Royal London and Phoenix Group review Russian investments as firms scramble to divest
Royal London and Phoenix are among the latest pensions giants to announce they are reviewing their Russian investments as firms scramble to sever ties with Russia following tightened sanctions this week.
Royal London, which manages around £159bn in assets, told City A.M. it was assessing its exposure to Russia across its investment.
“We are currently looking at the extent of Russian exposure across our portfolios – in terms of direct exposure, but also Russian companies listed in other markets, companies with significant revenues derived from Russia, and companies with Russian cross-holdings,” a spokesperson told City A.M.
Royal London has no direct Russian-listed exposure in its active funds and a small amount of direct exposure in its Emerging Markets ESG Equity tracker, the spokeperson said, but its equity ‘tilted’ funds have minimal exposure to some Russian firms listed in London.
The plunge in value of Russian stocks has seen the value of these investments wiped to a fraction of what they were, however.

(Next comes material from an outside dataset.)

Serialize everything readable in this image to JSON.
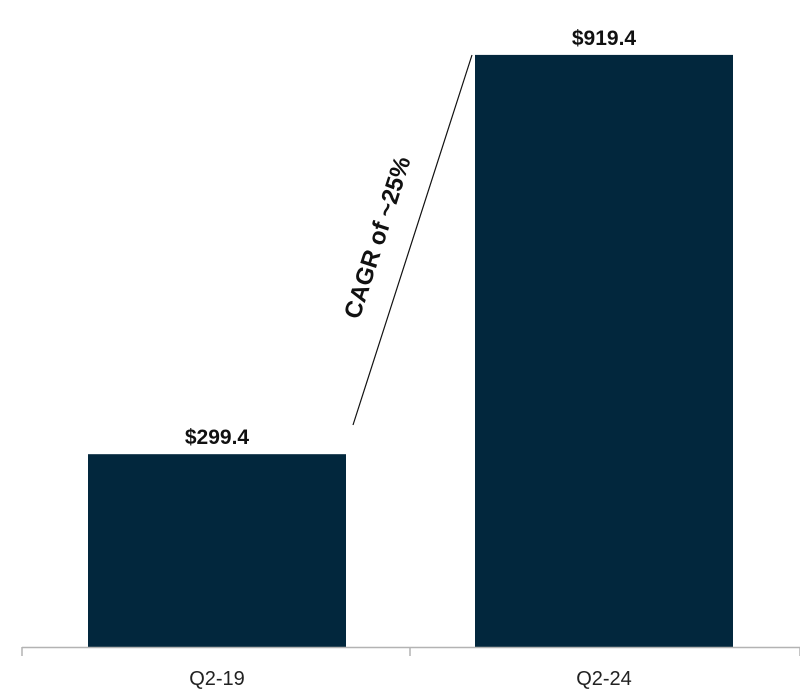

“After falls seen in late February, we estimate these holdings total around £80m which is less than 0.1% of our total assets under management,” the spokesperson added.
Meanwhile Phoenix Group, which has around 13 million customers and has around £300bn assets under administration, said it was working with partners to review the extent of its Russian exposure.
“The investment exposure to Russia for Phoenix customers across asset classes is very limited,” a Phoenix spokesperson said. “We are in active dialogue with our asset manager partners to manage this responsibly for our customers and clients.”
The commitments came as campaigners ramped up pressure on pension providers to scrap their Russian holdings.
Pensions campaign Make My Money Matter, chaired by Love Actually director Richard Curtis, called on firms to accelerate their efforts yesterday.
“We believe this is morally and financially unsustainable in the current climate, and goes against the prevailing mood of the UK public,” Tony Burdon, Make My Money Matter chief executive said.
Firms across the UK have scrambled to exit Russian investments, with BP cutting its 19.75 stake in oil giant Rosneft on Sunday which is expected to deliver a £25bn hit.
Shell has also cut ties with gas giant Gazprom and pulled out of the NordStream 2 pipeline.